En surface, Christine Guinard
En surface, éd. Eléments de Langage, mars 2017, 64 pages, 12 €
Ecrivain(s): Christine Guinard
Suspendez votre temps terrestre, délaissez les ornières de la politique discriminatoire et prêtez les sens à cette météorite poétique, l’une de celles qui m’ont le plus marqué – et durablement – ces dernières années.
Plongée poétique
« En surface explore la puissance irradiante du jeu de l’enfant » peut-on lire au coin de l’une des dernières pages de cet OVNI-livret lunaire, à mi-chemin entre le livre pour enfants, justement, qu’on feuillette au gré des pensées du jour ou de la nuit, « au gré des courants d’images revenues », fabuleux terrain d’exploration des formes langagières et matérielles, toujours en mouvement puisqu’« il est métamorphoses », et du conte poético-initiatique, chaque mot-fragment déposé-comme-abandonné-flottant sur la ruine aux relents de houille de Rorschach devenant par l’alchimie du verbe de Christine Guinard et des peintures d’Elina Salminen le jalon d’un parcours des sens, au cours duquel briques, fenêtres, cailloux, lumières prennent leur pleine et entière sensualité comme si, tel que Sartre le conceptualisait, la poésie consistait bel et bien à choisir les mots pour leur ressemblance avec les choses.
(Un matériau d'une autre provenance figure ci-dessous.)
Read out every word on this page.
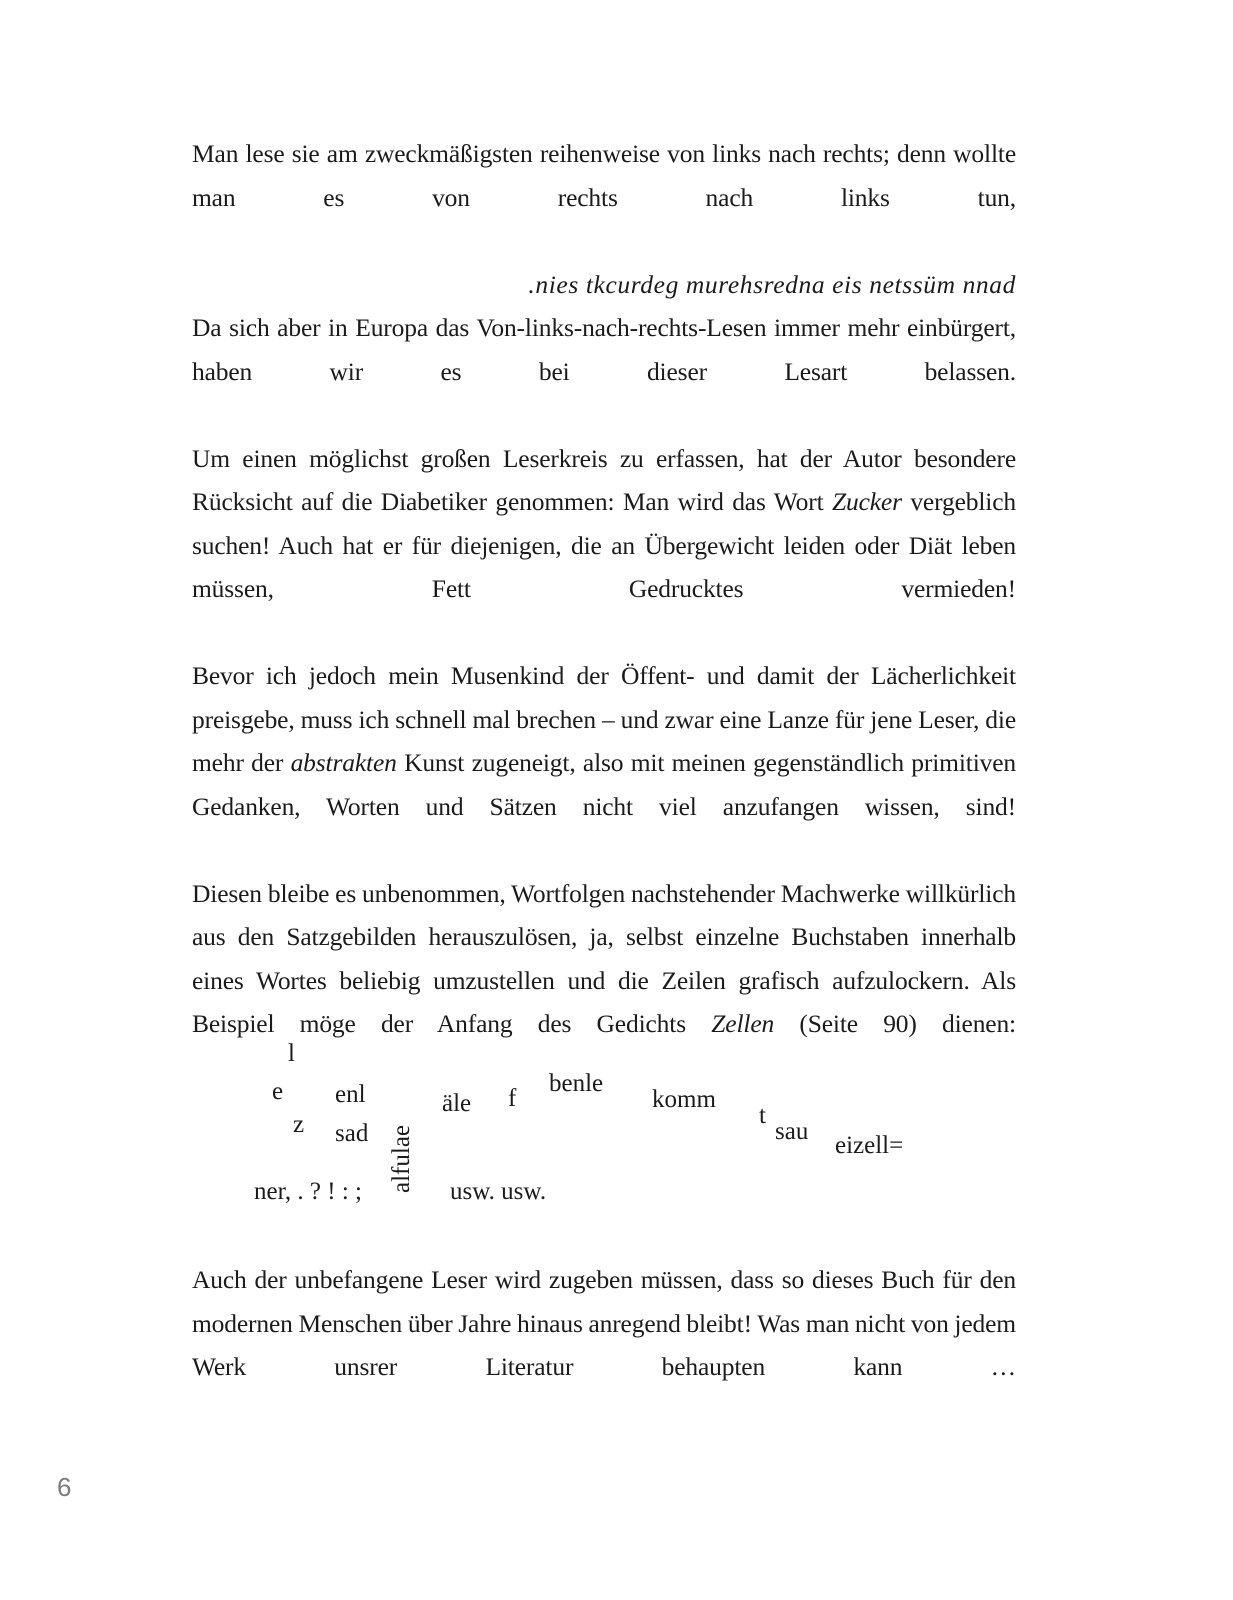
Man lese sie am zweckmäßigsten reihenweise von links nach rechts; denn wollte man es von rechts nach links tun,

.nies tkcurdeg murehsredna eis netssüm nnad

Da sich aber in Europa das Von-links-nach-rechts-Lesen immer mehr einbürgert, haben wir es bei dieser Lesart belassen.

Um einen möglichst großen Leserkreis zu erfassen, hat der Autor besondere Rücksicht auf die Diabetiker genommen: Man wird das Wort Zucker vergeblich suchen! Auch hat er für diejenigen, die an Übergewicht leiden oder Diät leben müssen, Fett Gedrucktes vermieden!

Bevor ich jedoch mein Musenkind der Öffent- und damit der Lächerlichkeit preisgebe, muss ich schnell mal brechen – und zwar eine Lanze für jene Leser, die mehr der abstrakten Kunst zugeneigt, also mit meinen gegenständlich primitiven Gedanken, Worten und Sätzen nicht viel anzufangen wissen, sind!

Diesen bleibe es unbenommen, Wortfolgen nachstehender Machwerke willkürlich aus den Satzgebilden herauszulösen, ja, selbst einzelne Buchstaben innerhalb eines Wortes beliebig umzustellen und die Zeilen grafisch aufzulockern. Als Beispiel möge der Anfang des Gedichts Zellen (Seite 90) dienen:

l
e
z
enl
sad alfulae
äle f
benle
komm
t
sau
eizell=
ner, . ? ! : ;	usw. usw.

Auch der unbefangene Leser wird zugeben müssen, dass so dieses Buch für den modernen Menschen über Jahre hinaus anregend bleibt! Was man nicht von jedem Werk unsrer Literatur behaupten kann …

6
Le village prend vie d’un souffle vierge, pur, tout est sensation, plus rien n’est évidence ni raison, les syntagmes sont dispersés, disloqués comme peut l’être le regard d’un enfant, raccrochant ses visions à ses mots, simples et vrais. Mais sur les arabesques à peine ébauchées affleurent quelques interrogations sur la nature humaine, puisque rien ne fait immédiatement sens, sous la chaleur accablante surplombant le clocher, à travers cette lumière tant recherchée par l’enfant : pourquoi ces hommes et leurs tristes conversations, leurs dialogues avortés, leurs rendez-vous ratés, incomplets, leur creux d’être au milieu de cette nature pleine et rayonnante où s’ébattent les mouettes au-dessus d’un pays plat, où le jeu d’un enfant prêt à s’envoler « infiltre » toutes choses et fait d’un petit bout de roche un caillou-camarade ?
Dans ce labyrinthe frangé de mots-microcosmes, nous suivons le cheminement d’un ange qui « RAYONNE » plus qu’un soleil et transmet son rayonnement par-delà le gris des feuilles tournées-tombées. Une (re)découverte du monde des choses, un brin de Ponge qui, lui aussi, ne dédaignait pas de faire parler ces muets incompris que sont les objets, mais aussi et surtout l’immersion au cœur même de la fabrique des sensations où, d’une essentielle naïveté, entre la « chaleur inconditionnelle » du soleil et les envolées des mouettes qui « exagèrent » se tisse le fil ténu d’un être-au-monde commun : celui de l’homme en quête de soi à travers l’Autre.